Hello.
The few things I have got so far:
1) It is not required to order by random() to reproduce the issue - it
could be done using queries like:
BEGIN;
SELECT omg.*
FROM something_is_wrong_here AS omg
ORDER BY value -- change is here
LIMIT 1
FOR UPDATE
\gset
UPDATE something_is_wrong_here SET value = :value + 1 WHERE id = :id;
COMMIT;
But for some reason it is harder to reproduce without random in my
case (typically need to wait for about a minute with 100 connections).
2) It is not an issue at table creation time.
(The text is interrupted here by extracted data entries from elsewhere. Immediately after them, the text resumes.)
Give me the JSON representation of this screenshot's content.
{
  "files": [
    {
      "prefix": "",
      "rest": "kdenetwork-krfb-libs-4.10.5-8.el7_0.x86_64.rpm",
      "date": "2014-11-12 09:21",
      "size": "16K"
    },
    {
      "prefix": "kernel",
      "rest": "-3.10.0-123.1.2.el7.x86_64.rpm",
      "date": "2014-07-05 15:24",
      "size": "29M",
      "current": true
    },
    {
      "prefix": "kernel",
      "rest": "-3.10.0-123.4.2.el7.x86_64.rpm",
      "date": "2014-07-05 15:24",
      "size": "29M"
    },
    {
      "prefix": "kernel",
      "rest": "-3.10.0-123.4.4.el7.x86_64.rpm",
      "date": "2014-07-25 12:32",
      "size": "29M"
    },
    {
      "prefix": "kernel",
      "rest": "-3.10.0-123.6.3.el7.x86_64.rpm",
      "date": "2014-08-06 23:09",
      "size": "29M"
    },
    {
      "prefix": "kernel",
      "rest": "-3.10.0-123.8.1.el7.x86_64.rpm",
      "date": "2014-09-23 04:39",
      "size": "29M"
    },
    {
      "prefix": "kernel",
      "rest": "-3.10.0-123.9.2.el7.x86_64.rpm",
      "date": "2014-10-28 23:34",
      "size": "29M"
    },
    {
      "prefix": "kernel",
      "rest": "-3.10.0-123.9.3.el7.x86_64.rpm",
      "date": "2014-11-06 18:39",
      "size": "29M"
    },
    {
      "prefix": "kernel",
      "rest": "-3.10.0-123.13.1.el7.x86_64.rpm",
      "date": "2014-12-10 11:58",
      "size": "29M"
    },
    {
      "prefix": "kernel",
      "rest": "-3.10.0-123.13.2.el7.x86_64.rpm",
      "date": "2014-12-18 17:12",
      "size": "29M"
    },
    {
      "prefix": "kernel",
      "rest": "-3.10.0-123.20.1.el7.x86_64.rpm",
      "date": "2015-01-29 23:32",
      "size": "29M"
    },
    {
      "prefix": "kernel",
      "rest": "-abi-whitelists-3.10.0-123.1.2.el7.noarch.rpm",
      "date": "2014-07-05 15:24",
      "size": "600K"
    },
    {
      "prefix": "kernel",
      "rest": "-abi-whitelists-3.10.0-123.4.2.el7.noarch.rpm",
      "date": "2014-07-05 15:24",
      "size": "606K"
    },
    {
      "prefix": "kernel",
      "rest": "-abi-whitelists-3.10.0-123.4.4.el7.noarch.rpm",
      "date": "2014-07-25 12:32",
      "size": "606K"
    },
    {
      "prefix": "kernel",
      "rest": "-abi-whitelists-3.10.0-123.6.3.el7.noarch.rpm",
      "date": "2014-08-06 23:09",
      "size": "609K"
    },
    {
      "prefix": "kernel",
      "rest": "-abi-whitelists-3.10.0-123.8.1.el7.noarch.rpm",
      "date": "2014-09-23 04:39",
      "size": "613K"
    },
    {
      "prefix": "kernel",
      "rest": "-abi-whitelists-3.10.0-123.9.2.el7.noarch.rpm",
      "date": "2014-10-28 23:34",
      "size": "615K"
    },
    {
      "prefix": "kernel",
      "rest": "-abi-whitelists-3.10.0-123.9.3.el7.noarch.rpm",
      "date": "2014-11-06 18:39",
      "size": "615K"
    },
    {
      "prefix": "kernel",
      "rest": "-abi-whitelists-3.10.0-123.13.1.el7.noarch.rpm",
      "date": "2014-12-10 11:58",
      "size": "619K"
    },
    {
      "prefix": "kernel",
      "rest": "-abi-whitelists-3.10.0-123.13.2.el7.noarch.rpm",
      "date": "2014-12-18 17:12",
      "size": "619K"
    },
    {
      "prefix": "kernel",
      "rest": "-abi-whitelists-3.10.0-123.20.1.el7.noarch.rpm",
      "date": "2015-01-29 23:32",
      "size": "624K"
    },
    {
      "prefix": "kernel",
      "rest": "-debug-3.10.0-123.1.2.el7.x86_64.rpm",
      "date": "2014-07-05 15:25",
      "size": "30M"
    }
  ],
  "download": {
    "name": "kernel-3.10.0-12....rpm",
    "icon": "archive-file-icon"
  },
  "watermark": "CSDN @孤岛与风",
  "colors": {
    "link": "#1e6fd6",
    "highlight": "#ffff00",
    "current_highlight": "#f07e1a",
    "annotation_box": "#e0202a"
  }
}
Issue is reproducible if
vacuum_defer_cleanup_age set after table preparation.
3) To reproduce the issue, vacuum_defer_cleanup_age should flip xid
over zero (be >= txid_current()).
And it is stable.... So, for example - unable to reproduce with 733
value, but 734 gives error each time.
Just a single additional txid_current() (after data is filled) fixes a
crash... It looks like the first SELECT FOR UPDATE + UPDATE silently
poisons everything somehow.
You could use such PSQL script:
DROP TABLE IF EXISTS something_is_wrong_here;
CREATE TABLE something_is_wrong_here (id bigserial PRIMARY KEY,
value numeric(15,4) DEFAULT 0 NOT NULL);
INSERT INTO something_is_wrong_here (value) (SELECT 10000 from
generate_series(0, 100));
SELECT txid_current() \gset
SELECT :txid_current + 1 as txid \gset
ALTER SYSTEM SET vacuum_defer_cleanup_age to :txid;SELECT
pg_reload_conf();
I have attached some scripts if someone goes to reproduce.
Best regards,
Michail.